Innovation Comes Before Regulation
Cryptocurrency, in its infancy, thrived amidst the mist of regulatory uncertainty. From Bitcoin's initiation in 2009 to the explosive proliferation of altcoins, the crypto space was characterized by rapid growth and dynamism, often unencumbered by clear regulatory guidelines. For many innovators, the lack of definitive regulations didn't deter them; instead, it provided an expansive playground where boundaries were yet to be drawn. The message was clear: innovation doesn’t necessitate regulation.

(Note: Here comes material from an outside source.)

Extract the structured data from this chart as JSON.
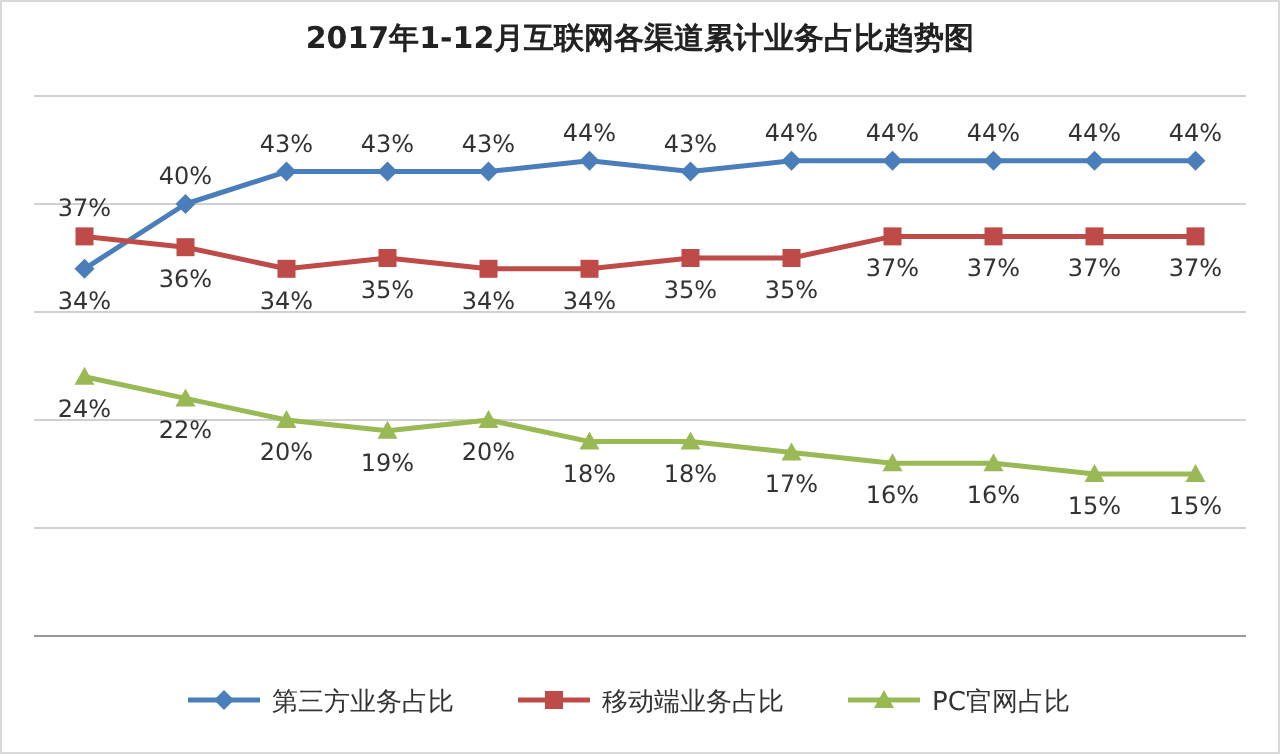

"We want to give the industry time to evolve. We want to give it time to mature. But we also need to protect investors and consumers." Gary Gensler November 2022
AI Investors Will do it for the TAM
Fast forward to the current digital landscape, where Artificial Intelligence (AI) has captivated the attention of venture capitalists. For these investors, AI represents an unmatched opportunity in the software era. Amidst a backdrop of software downsizing and high interest rates there are also TINA (there is no alternative) effects on VC’s. Even in the absence of a meticulously defined regulatory landscape, the potential of AI ensures that risks will indeed be taken, and funds will flow generously into the domain.
The U.S. tech environment thrives, while Chinese startups face the brunt of technological sanctions and limited access to chips. China's tech giants, however, show greater resilience against these sanctions. While Beijing has the means to bolster startups, doing so could disrupt the natural market-driven forces of innovation, a topic we explore in the next newsletter.
Baptists and bootleggers
However, the U.S. start-up ecosystem faces unique challenges in this respect. The concept of 'Baptists and bootleggers' – a coalition of moralists and profit-driven entities pushing for the same regulatory outcome for different reasons – has raised concerns of regulatory incompetence. Such inconsistencies can potentially hamper the growth trajectory of burgeoning tech companies while enriching established ones.